Michelle Cortese | Oculus/Facebook

Designing Respect for Virtual Reality

 

Virtual reality designers accept the ethical responsibilities of removing a user’s entire world and replacing it with a reality of their own creation. These unique challenges are intensified when virtual experiences become public and socially-driven. As a female VR designer in the age of #METOO, Cortese sees an opportunity to fold the language of consent and body sovereignty into VR design practice to build safer, more accessible, and more inclusive virtual spaces.

 

This discussion unpacks Cortese’s experience co-authoring “Designing Safe Spaces for Virtual Reality”—a Facebook Research publication and chapter from an upcoming book, Ethics in Design and Communication: New Critical Perspectives (Bloomsbury Visual Arts, London)—and the Facebook Horizon comfort and safety features it helped inspire.
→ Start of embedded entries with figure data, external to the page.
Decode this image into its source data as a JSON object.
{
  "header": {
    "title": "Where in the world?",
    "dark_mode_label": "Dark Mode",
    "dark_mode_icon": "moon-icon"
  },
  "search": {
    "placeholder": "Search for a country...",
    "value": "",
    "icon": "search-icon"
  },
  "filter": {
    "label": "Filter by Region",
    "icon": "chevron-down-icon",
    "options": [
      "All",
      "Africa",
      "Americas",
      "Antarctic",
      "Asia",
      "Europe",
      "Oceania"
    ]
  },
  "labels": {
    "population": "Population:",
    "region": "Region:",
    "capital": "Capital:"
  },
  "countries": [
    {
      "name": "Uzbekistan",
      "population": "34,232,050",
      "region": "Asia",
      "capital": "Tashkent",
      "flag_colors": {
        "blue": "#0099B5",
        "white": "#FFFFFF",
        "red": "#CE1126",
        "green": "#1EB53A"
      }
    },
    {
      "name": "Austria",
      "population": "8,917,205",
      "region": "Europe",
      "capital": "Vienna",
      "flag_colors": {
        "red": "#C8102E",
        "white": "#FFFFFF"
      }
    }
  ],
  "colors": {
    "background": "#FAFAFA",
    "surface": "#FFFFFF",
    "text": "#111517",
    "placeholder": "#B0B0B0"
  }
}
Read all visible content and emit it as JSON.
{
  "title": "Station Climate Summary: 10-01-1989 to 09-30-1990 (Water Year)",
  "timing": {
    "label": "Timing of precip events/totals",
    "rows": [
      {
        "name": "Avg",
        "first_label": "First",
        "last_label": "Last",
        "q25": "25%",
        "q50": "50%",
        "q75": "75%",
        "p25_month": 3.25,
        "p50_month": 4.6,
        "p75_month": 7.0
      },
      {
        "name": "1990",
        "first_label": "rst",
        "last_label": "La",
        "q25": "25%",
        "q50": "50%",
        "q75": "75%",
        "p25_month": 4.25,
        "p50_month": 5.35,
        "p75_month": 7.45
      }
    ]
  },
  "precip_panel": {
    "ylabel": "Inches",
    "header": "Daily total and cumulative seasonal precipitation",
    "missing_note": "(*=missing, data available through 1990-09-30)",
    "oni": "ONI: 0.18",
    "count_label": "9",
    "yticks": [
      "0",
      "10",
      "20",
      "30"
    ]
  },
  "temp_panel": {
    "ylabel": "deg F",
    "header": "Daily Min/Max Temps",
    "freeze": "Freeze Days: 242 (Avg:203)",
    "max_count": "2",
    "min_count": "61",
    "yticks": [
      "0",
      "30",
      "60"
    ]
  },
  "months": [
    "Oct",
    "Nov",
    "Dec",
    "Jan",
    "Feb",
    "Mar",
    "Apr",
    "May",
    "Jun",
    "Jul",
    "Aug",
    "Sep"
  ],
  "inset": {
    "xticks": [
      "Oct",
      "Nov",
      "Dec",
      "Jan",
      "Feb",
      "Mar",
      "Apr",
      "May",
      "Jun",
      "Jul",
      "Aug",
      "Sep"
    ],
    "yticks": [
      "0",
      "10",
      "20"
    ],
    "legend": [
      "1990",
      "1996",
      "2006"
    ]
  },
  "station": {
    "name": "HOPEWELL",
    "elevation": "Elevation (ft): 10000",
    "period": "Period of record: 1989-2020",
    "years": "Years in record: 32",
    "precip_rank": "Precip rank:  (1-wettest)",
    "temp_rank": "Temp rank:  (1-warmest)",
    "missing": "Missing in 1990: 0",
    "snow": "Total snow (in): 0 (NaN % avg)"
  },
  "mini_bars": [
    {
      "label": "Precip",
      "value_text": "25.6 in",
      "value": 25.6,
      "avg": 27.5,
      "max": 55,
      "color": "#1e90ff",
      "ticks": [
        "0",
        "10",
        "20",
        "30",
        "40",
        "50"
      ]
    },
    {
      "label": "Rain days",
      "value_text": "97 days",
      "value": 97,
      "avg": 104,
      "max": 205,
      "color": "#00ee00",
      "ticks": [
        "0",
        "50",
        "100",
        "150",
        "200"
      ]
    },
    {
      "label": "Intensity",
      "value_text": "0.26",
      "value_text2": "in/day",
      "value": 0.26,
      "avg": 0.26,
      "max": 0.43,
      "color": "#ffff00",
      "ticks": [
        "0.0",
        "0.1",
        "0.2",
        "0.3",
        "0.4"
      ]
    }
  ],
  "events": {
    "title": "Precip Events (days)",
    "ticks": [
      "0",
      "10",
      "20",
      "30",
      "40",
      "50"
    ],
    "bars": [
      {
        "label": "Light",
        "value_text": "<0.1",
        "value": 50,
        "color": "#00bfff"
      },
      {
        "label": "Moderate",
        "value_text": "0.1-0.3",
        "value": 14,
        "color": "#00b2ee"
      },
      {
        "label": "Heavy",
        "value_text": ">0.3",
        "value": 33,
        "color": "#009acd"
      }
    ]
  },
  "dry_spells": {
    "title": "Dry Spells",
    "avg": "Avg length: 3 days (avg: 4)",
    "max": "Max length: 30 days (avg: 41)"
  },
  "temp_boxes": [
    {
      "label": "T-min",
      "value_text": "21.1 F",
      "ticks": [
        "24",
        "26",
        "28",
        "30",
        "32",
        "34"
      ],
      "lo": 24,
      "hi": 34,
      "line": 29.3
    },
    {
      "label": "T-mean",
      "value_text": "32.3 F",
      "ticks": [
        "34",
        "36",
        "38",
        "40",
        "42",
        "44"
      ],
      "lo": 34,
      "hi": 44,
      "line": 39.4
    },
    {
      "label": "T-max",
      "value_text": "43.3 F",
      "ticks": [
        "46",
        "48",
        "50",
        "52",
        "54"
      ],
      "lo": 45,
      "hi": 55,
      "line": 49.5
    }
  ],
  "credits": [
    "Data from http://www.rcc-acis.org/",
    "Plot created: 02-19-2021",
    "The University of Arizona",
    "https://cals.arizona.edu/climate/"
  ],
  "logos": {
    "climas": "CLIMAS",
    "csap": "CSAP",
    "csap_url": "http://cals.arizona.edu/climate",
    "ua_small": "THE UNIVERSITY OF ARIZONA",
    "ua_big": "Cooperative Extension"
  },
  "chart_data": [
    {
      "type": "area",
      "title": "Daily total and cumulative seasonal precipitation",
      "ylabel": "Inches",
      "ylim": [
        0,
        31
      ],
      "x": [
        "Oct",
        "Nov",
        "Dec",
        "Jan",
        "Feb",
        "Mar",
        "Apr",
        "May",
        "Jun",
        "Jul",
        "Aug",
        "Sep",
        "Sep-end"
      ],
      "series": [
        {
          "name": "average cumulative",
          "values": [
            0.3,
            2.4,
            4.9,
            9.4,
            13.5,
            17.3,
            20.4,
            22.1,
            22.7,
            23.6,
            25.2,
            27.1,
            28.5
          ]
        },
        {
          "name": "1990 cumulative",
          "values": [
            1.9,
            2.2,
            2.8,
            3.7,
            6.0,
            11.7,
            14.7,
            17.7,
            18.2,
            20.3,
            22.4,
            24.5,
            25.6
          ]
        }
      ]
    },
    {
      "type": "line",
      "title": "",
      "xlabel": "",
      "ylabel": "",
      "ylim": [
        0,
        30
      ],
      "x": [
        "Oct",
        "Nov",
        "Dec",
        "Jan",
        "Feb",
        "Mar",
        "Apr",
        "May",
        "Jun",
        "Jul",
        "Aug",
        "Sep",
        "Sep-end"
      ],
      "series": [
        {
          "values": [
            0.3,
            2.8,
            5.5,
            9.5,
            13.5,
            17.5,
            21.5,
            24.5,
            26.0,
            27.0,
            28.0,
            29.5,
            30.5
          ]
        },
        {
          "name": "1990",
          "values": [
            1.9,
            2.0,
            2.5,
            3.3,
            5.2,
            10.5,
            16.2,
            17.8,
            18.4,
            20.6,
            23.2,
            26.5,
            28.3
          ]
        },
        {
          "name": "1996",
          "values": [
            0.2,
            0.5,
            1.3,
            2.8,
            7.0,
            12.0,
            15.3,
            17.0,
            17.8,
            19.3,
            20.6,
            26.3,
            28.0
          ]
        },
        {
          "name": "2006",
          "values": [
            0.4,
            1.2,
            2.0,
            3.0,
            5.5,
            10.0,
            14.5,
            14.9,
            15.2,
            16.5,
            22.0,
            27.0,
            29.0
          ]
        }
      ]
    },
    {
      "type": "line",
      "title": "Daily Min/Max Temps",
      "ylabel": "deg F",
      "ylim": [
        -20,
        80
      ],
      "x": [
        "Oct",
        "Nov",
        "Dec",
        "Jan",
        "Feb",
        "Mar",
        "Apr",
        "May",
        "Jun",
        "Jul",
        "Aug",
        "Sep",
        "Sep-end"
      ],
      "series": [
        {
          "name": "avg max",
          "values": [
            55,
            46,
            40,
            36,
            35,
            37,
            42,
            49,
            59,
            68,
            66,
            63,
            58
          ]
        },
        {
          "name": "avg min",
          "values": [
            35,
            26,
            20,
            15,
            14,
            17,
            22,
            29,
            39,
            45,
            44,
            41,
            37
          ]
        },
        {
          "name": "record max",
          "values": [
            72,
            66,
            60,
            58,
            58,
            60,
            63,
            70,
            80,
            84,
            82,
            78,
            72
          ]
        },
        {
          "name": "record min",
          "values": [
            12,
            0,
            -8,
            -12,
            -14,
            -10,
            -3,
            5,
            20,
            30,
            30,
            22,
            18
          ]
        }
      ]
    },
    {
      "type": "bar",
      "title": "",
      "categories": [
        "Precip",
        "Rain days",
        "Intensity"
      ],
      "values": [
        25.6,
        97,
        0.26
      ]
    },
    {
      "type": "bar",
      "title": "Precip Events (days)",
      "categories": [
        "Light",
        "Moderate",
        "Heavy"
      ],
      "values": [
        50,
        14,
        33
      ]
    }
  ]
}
Takeaways include: (1) Edward T. Hall’s zones of interpersonal space, (2) ethical responsibilities of designing embodied virtual spaces, (3) body sovereignty ideology as a VR design practice, and (4) specific VR design solutions that promote safety and inclusivity.

 

Michelle Cortese is a Canadian virtual reality designer, artist and futurist residing in Brooklyn. She splits her professional time between designing VR experiences for Oculus at Facebook and teaching creative technology at NYU Steinhardt. Most of her work investigates the transmutation of communication across new technologies and formats. Michelle was previously a Design Technologist at Refinery29; an Experiential Art Director at The New York Times’ Fake Love; and has exhibited work at CES, Tribeca Film Festival, SXSW, and Sundance Film Festival.